La democracia no es el gobierno de unos pocos sino de la mayoría. Es también la forma de gobierno que más exige respeto y tolerancia. Así lo afirmó Pericles en el Discurso del Funeral, pronunciado en el invierno de los años 431-430 antes de Cristo. Este discurso es uno de los más brillantes y antiguos sobre la democracia, ofrecido por el genial estratega con motivo de los honores a los atenienses caídos en la Primera Guerra del Peloponeso. Dice entre otras cosas: “un respetuoso temor es la principal causa de que no cometamos infracciones, porque prestamos obediencia a quienes se suceden en el gobierno y a las leyes, principalmente a las que están establecidas para ayudar a los que sufren injusticias y a las que, sin estar escritas, acarrean a quien las infringe una vergüenza por todos reconocida”. Pericles relata por qué la manera de vivir de los atenienses es un modelo imitado por otros pueblos.

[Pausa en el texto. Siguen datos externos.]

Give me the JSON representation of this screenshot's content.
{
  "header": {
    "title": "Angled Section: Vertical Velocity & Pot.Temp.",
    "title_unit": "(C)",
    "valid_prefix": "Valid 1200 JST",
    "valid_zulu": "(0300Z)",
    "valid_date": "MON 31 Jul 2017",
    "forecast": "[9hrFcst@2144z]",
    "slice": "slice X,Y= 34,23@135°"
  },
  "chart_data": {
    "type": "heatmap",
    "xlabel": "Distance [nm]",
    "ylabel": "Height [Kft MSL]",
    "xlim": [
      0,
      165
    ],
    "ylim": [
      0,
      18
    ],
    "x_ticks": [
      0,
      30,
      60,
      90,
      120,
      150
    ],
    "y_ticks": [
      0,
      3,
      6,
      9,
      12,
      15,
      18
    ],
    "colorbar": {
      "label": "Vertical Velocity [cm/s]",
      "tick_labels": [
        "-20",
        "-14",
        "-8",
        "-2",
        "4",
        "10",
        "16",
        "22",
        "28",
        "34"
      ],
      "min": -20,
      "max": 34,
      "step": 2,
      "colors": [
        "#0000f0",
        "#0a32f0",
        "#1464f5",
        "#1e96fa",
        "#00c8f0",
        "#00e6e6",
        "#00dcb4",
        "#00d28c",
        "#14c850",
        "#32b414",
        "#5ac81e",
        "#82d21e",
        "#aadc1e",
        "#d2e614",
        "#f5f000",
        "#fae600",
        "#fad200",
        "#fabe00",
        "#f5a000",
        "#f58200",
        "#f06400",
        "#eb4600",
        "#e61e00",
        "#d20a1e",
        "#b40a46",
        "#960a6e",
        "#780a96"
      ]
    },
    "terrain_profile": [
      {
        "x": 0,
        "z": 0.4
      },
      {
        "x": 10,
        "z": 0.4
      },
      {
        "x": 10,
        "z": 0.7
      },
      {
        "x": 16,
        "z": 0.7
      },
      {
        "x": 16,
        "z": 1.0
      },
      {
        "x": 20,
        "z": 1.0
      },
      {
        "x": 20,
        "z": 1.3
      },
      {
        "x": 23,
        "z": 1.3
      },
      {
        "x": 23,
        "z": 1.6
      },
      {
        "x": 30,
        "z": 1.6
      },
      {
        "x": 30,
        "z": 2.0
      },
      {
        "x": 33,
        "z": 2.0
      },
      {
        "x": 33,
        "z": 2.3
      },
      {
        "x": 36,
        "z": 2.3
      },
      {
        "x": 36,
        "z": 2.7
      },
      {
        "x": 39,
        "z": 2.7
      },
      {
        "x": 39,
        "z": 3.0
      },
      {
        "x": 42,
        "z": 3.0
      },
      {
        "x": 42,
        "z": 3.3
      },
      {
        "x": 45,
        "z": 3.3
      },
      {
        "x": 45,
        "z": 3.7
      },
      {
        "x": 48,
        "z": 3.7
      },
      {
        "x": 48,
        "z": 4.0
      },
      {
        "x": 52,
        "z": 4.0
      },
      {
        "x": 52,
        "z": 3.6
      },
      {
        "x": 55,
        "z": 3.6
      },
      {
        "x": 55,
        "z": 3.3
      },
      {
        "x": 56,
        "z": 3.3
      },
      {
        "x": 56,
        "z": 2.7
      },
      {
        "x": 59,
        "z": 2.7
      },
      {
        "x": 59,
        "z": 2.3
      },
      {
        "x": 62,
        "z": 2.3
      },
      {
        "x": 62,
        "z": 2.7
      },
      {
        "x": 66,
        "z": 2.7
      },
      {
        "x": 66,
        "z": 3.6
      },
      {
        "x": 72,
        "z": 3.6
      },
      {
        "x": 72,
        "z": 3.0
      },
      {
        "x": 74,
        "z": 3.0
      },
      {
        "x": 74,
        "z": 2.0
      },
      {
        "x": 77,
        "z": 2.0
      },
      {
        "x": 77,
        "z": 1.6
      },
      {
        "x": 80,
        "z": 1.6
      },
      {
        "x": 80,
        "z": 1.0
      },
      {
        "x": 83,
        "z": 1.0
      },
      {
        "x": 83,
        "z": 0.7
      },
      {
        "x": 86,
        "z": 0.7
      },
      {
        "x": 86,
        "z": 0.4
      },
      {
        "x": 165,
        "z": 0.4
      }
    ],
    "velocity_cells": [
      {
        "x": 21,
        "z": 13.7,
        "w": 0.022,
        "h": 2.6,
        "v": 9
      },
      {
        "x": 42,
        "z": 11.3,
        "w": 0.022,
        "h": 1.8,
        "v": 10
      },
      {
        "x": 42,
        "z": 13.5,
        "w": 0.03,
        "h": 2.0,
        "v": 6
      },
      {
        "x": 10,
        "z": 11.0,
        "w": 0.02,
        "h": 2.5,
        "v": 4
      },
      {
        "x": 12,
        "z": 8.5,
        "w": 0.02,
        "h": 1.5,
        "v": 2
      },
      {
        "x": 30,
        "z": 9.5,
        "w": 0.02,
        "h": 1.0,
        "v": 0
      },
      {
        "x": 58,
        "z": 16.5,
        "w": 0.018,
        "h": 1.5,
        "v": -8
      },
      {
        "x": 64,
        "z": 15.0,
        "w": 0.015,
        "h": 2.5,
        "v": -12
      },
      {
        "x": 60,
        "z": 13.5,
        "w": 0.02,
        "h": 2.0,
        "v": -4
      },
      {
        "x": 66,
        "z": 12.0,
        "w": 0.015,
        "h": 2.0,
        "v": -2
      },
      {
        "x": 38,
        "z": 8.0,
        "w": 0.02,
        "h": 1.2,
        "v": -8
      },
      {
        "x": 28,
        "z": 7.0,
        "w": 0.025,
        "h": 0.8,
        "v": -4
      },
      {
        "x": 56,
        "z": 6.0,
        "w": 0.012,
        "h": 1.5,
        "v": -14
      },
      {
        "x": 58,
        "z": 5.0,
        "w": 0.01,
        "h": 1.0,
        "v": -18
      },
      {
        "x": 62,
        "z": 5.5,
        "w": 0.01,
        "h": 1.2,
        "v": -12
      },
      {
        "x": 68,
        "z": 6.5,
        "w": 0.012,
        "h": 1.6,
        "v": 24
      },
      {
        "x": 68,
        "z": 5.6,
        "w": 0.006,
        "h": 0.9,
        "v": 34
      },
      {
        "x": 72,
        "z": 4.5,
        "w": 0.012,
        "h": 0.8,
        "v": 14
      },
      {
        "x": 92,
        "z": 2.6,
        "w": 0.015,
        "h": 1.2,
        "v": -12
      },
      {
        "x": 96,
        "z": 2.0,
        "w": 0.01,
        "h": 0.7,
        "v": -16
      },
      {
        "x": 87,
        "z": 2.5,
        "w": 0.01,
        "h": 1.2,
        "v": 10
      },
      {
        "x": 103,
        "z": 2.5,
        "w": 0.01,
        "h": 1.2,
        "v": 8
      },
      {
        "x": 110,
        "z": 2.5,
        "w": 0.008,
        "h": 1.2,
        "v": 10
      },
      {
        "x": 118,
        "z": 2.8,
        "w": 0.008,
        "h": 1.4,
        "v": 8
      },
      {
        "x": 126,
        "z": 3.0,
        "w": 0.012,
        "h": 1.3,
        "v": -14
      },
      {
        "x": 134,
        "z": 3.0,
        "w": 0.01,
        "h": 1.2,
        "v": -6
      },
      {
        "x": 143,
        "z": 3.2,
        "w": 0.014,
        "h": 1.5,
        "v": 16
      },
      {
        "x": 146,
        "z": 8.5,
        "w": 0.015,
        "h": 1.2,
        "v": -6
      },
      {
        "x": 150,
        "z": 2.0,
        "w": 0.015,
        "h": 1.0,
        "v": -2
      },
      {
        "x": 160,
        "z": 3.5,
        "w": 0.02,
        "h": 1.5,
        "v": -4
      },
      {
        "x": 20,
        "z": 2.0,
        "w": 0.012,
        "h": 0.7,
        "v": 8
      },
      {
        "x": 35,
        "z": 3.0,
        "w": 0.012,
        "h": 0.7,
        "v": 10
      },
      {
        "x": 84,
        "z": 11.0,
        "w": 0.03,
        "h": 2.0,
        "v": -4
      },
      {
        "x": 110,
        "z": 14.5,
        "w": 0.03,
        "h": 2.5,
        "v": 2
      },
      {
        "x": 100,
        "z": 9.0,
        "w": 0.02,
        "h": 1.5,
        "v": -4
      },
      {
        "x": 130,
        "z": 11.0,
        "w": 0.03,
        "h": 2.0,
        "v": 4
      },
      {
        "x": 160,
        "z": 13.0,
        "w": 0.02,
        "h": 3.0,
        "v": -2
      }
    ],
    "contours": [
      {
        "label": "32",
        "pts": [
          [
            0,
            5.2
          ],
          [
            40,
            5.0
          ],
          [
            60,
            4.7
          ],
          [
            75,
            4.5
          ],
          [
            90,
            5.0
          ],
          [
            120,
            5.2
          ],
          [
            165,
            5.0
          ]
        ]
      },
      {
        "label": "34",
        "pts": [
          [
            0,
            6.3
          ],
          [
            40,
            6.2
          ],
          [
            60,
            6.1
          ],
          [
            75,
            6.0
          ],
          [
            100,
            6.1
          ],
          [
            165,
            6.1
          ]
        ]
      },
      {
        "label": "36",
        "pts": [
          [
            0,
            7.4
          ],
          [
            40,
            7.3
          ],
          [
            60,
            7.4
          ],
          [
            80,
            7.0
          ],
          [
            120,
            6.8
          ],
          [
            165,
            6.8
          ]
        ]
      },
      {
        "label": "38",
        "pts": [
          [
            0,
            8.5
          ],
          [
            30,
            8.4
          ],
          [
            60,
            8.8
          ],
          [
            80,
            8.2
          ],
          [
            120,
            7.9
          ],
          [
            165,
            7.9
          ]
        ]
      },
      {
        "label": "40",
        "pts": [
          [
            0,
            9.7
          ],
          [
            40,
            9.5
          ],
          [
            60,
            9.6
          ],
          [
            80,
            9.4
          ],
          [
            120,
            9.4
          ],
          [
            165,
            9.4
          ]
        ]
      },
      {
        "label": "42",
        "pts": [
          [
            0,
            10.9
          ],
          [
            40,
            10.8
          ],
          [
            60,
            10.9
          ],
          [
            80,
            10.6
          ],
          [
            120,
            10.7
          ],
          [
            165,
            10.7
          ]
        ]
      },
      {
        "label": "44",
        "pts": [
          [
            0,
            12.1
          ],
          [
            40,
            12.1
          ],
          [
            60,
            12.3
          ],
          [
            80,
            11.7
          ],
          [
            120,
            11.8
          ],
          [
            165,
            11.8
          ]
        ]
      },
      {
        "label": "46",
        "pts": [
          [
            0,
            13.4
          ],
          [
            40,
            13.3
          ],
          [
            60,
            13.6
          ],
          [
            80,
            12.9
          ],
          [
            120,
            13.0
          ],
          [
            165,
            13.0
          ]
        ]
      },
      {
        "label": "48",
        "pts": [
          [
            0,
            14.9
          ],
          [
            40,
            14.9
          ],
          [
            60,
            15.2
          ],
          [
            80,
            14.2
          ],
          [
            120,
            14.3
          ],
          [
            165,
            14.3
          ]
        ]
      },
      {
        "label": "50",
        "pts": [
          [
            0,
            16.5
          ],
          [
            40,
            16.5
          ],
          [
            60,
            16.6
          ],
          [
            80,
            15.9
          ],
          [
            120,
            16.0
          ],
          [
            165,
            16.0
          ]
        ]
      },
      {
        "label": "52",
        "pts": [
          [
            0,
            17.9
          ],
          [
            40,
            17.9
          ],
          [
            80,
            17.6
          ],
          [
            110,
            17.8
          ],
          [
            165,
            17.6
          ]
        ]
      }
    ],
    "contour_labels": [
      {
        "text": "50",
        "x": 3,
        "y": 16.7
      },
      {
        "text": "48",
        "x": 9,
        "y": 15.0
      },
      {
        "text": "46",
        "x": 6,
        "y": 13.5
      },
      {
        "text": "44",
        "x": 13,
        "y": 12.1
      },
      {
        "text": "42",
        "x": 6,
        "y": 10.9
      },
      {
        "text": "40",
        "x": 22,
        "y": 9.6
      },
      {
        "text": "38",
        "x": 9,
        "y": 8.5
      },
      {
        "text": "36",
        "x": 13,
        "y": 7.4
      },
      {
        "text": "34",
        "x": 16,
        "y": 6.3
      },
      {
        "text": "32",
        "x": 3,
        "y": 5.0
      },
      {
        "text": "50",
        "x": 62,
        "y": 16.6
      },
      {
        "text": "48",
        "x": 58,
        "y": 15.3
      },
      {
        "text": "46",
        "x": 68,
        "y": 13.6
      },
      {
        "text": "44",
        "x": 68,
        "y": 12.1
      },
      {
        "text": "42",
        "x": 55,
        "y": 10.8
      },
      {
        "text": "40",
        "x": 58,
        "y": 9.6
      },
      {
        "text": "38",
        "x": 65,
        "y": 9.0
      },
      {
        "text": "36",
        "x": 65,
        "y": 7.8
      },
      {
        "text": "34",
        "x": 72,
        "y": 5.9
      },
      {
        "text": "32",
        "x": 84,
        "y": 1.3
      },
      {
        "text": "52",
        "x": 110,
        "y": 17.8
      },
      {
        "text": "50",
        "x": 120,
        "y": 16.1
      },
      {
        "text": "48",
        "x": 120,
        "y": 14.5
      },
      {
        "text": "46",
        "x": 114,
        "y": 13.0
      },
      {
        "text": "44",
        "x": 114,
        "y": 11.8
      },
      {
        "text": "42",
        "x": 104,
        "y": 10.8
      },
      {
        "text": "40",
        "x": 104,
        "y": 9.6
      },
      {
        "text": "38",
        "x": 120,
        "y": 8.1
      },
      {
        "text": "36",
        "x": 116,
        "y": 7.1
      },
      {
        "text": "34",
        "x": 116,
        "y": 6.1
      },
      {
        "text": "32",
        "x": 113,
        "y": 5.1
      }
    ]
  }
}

Nos dice que los ciudadanos debemos respetar a la autoridad, las leyes y las costumbres porque en eso reside la esencia de la democracia. También, que los atenienses, siendo ecuánimes, no sienten “irritación contra nuestro vecino si hace algo que le gusta y no le dirigimos miradas de reproche, que no suponen un perjuicio, pero resultan dolorosas”.

Este discurso no es enseñado a los jóvenes, el respeto no se inculca en el sistema educativo y por tal razón tendemos a vivir como salvajes, irrespetando autoridades, leyes y reglamentos, los derechos de los otros, las virtudes y hasta la vida. Tampoco nos enseñan a ser tolerantes. Pero en cambio, reclamamos iracundos las faltas de los otros y vemos la paja en el ojo ajeno pero no la viga en el propio.

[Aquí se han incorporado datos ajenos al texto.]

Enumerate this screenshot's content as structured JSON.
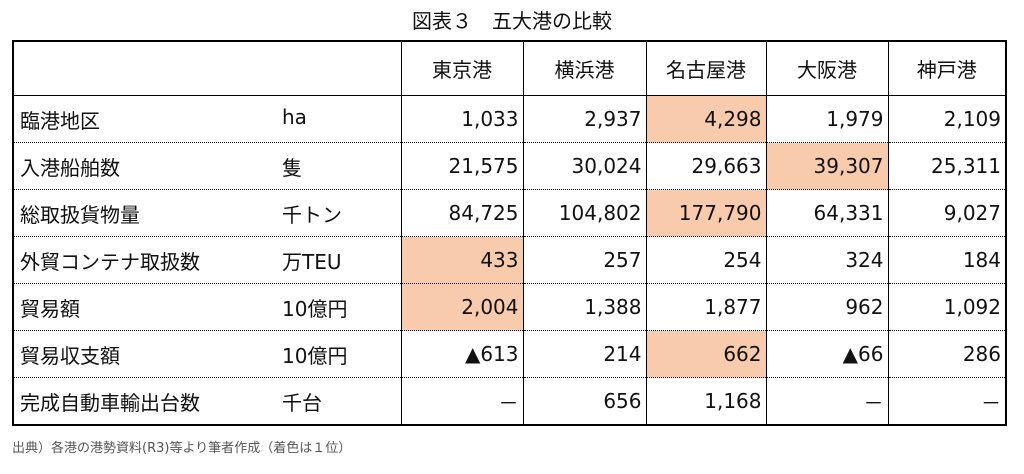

Si el ciudadano debe respetar a la autoridad, esta debe ser respetable, es decir digna de respeto, merecerlo principalmente por su conducta más que por los símbolos del poder que ostenta. Por lo mismo, la autoridad también debe respetar las leyes que confinan su poder y no abusar, arrogándose con argucias de leguleyos las otras funciones del Estado, insultando a sus opositores por fas o por nefas, o usando el poder para vengar ofensas reales o imaginarias. Descreo del voto obligatorio, el que se emite irreflexivamente, más por el papelito que por civismo, o engañado por unas cuantas dádivas de quien administra el tesoro público cual si fuera propio. Esta participación puede ser legal pero tiene el germen de la desconfianza: más cuando es fácil violar la intimidad de la persona e inscribir su nombre donde no ha pedido, como infortunadamente está sucediendo. ¿Qué legitimidad real, no formal, puede tener una autoridad elegida por un sistema plagado de errores o falsedades? ¿Estamos libres de fraude electoral?

He recordado al Discurso del Funeral porque es bueno que nos remitamos a los orígenes de nuestras instituciones y más todavía si tenemos tan acertados y sensatos antecedentes. Pero en ese discurso hay más: los atenienses son tolerantes y buenos vecinos porque la democracia empieza y se resuelve también en una manera de vivir. Construyamos una democracia real, de respeto y tolerancia.